Petrol vs diesel group shot

Petrol vs diesel: Crunching the numbers

Car Distance recorded Average fuel economy recorded Litres of fuel used Cost of trip Cost to fill whole tank Cost per mile Fuel cost (30k miles, 3 years)
Peugeot 308 1.2 Puretech 130 83.0 miles 54.2mpg 7.63 litres £11.59 £78.99 13p £3900
Peugeot 308 1.5 BlueHDi 130 83.0 miles 62.7mpg 6.24 litres £11.04 £91.99 13p £3900
BMW 320i Touring 84.6 miles 42.4mpg 9.18 litres £13.94 £89.62 16p £4800
BMW 320d Touring 84.6 miles 56.6mpg 7.20 litres £12.74 £104.37 14p £4200
Genesis GV70 2.5T 82 miles 33.3mpg 11.26 litres £17.10 £100.25 21p £6300
Genesis GV70 2.2D 82 miles 43.0mpg 9.10 litres £16.10 £116.75 19p £5700

Final verdict

The current gulf between average prices of petrol and diesel has had a marked effect on car running costs.

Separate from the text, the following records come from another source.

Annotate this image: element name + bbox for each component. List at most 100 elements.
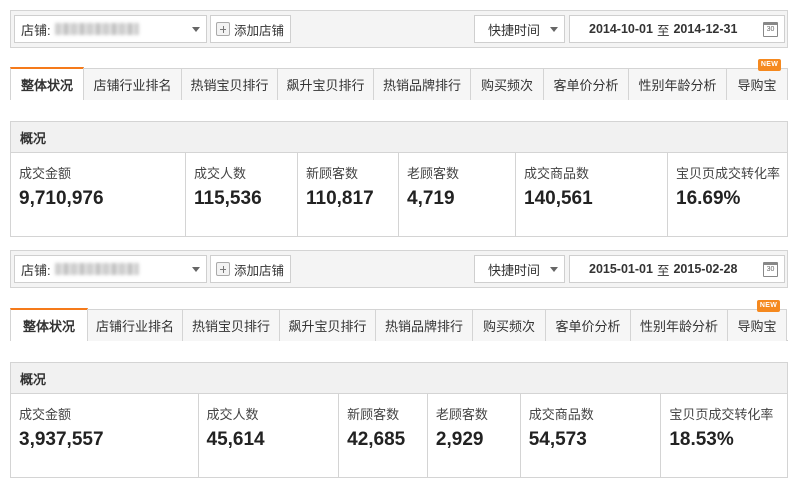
tab-label: 飙升宝贝排行 bbox=[286, 78, 365, 93]
tab-label: 客单价分析 bbox=[555, 319, 621, 334]
overview-header: 概况 bbox=[10, 362, 788, 394]
metric-conversion-rate: 宝贝页成交转化率 16.69% bbox=[668, 153, 787, 236]
metric-items-sold: 成交商品数 140,561 bbox=[516, 153, 668, 236]
add-shop-button[interactable]: 添加店铺 bbox=[210, 15, 291, 43]
metric-label: 新顾客数 bbox=[306, 166, 359, 181]
metric-buyers: 成交人数 115,536 bbox=[186, 153, 298, 236]
metrics-row: 成交金额 9,710,976 成交人数 115,536 新顾客数 110,817… bbox=[10, 153, 788, 237]
shop-select[interactable]: 店铺: bbox=[14, 15, 207, 43]
tab-shopping-guide[interactable]: 导购宝 NEW bbox=[727, 300, 787, 341]
tab-hot-brands[interactable]: 热销品牌排行 bbox=[375, 309, 473, 341]
metric-value: 140,561 bbox=[524, 188, 593, 209]
date-range-picker[interactable]: 2014-10-01 至 2014-12-31 30 bbox=[569, 15, 785, 43]
tab-shopping-guide[interactable]: 导购宝 NEW bbox=[726, 59, 788, 100]
blurred-shop-name bbox=[54, 263, 139, 275]
metric-value: 2,929 bbox=[435, 429, 484, 450]
metric-returning-customers: 老顾客数 4,719 bbox=[399, 153, 516, 236]
add-shop-button[interactable]: 添加店铺 bbox=[210, 255, 291, 283]
metric-label: 成交商品数 bbox=[524, 166, 590, 181]
metrics-row: 成交金额 3,937,557 成交人数 45,614 新顾客数 42,685 老… bbox=[10, 394, 788, 478]
metric-value: 3,937,557 bbox=[19, 429, 104, 450]
metric-label: 成交商品数 bbox=[528, 407, 594, 422]
tab-gender-age[interactable]: 性别年龄分析 bbox=[630, 309, 728, 341]
tab-label: 购买频次 bbox=[480, 78, 533, 93]
tab-overall-status[interactable]: 整体状况 bbox=[10, 308, 88, 341]
chevron-down-icon bbox=[192, 27, 200, 32]
tab-label: 整体状况 bbox=[22, 319, 75, 334]
analysis-tabs: 整体状况 店铺行业排名 热销宝贝排行 飙升宝贝排行 热销品牌排行 购买频次 客单… bbox=[10, 300, 788, 341]
plus-icon bbox=[216, 262, 230, 276]
metric-value: 16.69% bbox=[676, 188, 741, 209]
tab-purchase-frequency[interactable]: 购买频次 bbox=[470, 68, 544, 100]
calendar-icon[interactable]: 30 bbox=[763, 22, 778, 37]
metric-label: 新顾客数 bbox=[347, 407, 400, 422]
metric-value: 4,719 bbox=[407, 188, 455, 209]
metric-value: 115,536 bbox=[194, 188, 262, 209]
metric-label: 成交人数 bbox=[206, 407, 259, 422]
tab-unit-price[interactable]: 客单价分析 bbox=[545, 309, 631, 341]
quick-time-label: 快捷时间 bbox=[488, 262, 541, 278]
calendar-icon[interactable]: 30 bbox=[763, 262, 778, 277]
add-shop-label: 添加店铺 bbox=[234, 263, 285, 278]
quick-time-select[interactable]: 快捷时间 bbox=[474, 15, 565, 43]
metric-value: 45,614 bbox=[206, 429, 265, 450]
tab-label: 导购宝 bbox=[737, 78, 777, 93]
chevron-down-icon bbox=[550, 267, 558, 272]
add-shop-label: 添加店铺 bbox=[234, 23, 285, 38]
date-end: 2014-12-31 bbox=[673, 22, 738, 36]
date-start: 2014-10-01 bbox=[589, 22, 653, 36]
quick-time-label: 快捷时间 bbox=[488, 22, 541, 38]
tab-label: 热销品牌排行 bbox=[382, 78, 461, 93]
metric-label: 老顾客数 bbox=[407, 166, 460, 181]
tab-rising-items[interactable]: 飙升宝贝排行 bbox=[279, 309, 376, 341]
plus-icon bbox=[216, 22, 230, 36]
tab-gender-age[interactable]: 性别年龄分析 bbox=[628, 68, 727, 100]
tab-label: 店铺行业排名 bbox=[93, 78, 172, 93]
tab-hot-items[interactable]: 热销宝贝排行 bbox=[181, 68, 278, 100]
tab-label: 飙升宝贝排行 bbox=[288, 319, 367, 334]
shop-label: 店铺: bbox=[21, 22, 51, 38]
tab-label: 热销宝贝排行 bbox=[191, 319, 270, 334]
metric-gmv: 成交金额 9,710,976 bbox=[11, 153, 186, 236]
tab-label: 热销宝贝排行 bbox=[190, 78, 269, 93]
metric-label: 成交人数 bbox=[194, 166, 247, 181]
date-separator: 至 bbox=[656, 23, 670, 38]
chevron-down-icon bbox=[192, 267, 200, 272]
tab-label: 性别年龄分析 bbox=[638, 78, 717, 93]
metric-value: 9,710,976 bbox=[19, 188, 104, 209]
blurred-shop-name bbox=[54, 23, 139, 35]
tab-purchase-frequency[interactable]: 购买频次 bbox=[472, 309, 546, 341]
tab-unit-price[interactable]: 客单价分析 bbox=[543, 68, 629, 100]
chevron-down-icon bbox=[550, 27, 558, 32]
tab-industry-rank[interactable]: 店铺行业排名 bbox=[87, 309, 183, 341]
date-end: 2015-02-28 bbox=[673, 262, 738, 276]
date-separator: 至 bbox=[656, 263, 670, 278]
metric-value: 18.53% bbox=[669, 429, 734, 450]
tab-label: 整体状况 bbox=[20, 78, 73, 93]
overview-title: 概况 bbox=[20, 130, 47, 146]
quick-time-select[interactable]: 快捷时间 bbox=[474, 255, 565, 283]
metric-label: 成交金额 bbox=[19, 407, 72, 422]
tab-label: 性别年龄分析 bbox=[639, 319, 718, 334]
shop-label: 店铺: bbox=[21, 262, 51, 278]
tab-hot-brands[interactable]: 热销品牌排行 bbox=[373, 68, 471, 100]
metric-value: 54,573 bbox=[528, 429, 587, 450]
tab-label: 热销品牌排行 bbox=[384, 319, 463, 334]
metric-new-customers: 新顾客数 42,685 bbox=[339, 394, 428, 477]
metric-new-customers: 新顾客数 110,817 bbox=[298, 153, 399, 236]
tab-industry-rank[interactable]: 店铺行业排名 bbox=[83, 68, 182, 100]
analysis-tabs: 整体状况 店铺行业排名 热销宝贝排行 飙升宝贝排行 热销品牌排行 购买频次 客单… bbox=[10, 59, 788, 100]
tab-overall-status[interactable]: 整体状况 bbox=[10, 67, 84, 100]
new-badge: NEW bbox=[757, 300, 780, 312]
tab-label: 店铺行业排名 bbox=[95, 319, 174, 334]
metric-label: 成交金额 bbox=[19, 166, 72, 181]
new-badge: NEW bbox=[758, 59, 781, 71]
shop-select[interactable]: 店铺: bbox=[14, 255, 207, 283]
metric-items-sold: 成交商品数 54,573 bbox=[521, 394, 662, 477]
tab-rising-items[interactable]: 飙升宝贝排行 bbox=[277, 68, 374, 100]
metric-label: 老顾客数 bbox=[435, 407, 488, 422]
tab-hot-items[interactable]: 热销宝贝排行 bbox=[182, 309, 280, 341]
tab-label: 导购宝 bbox=[737, 319, 777, 334]
metric-label: 宝贝页成交转化率 bbox=[676, 166, 781, 181]
date-range-picker[interactable]: 2015-01-01 至 2015-02-28 30 bbox=[569, 255, 785, 283]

Historically, the rule was that high-mileage drivers were better off with diesel cars, thanks to the cost savings brought
by their greater economy. But that’s no longer necessarily the case; in none of our pairs of cars did the cost per mile vary by more than 2p between the petrol and diesel variants.

Diesel fuel pump

In many cases, the difference in purchase cost between a petrol car and its diesel equivalent will be much more consequential; putting aside insurance, maintenance and other variables, it could take years to recoup that price gulf in fuel savings alone.

More than ever, then, your choice of petrol or diesel power might depend on which you prefer from a driver’s standpoint.  The BMW 320d, for example, accelerates faster than the 320i (0-62mph takes 7.2 sec  versus 7.6sec), and doesn’t have to be worked so hard for that performance.

One thing’s for sure, though: the days of diesel being the default fuel for cheap high-mileage motoring are over.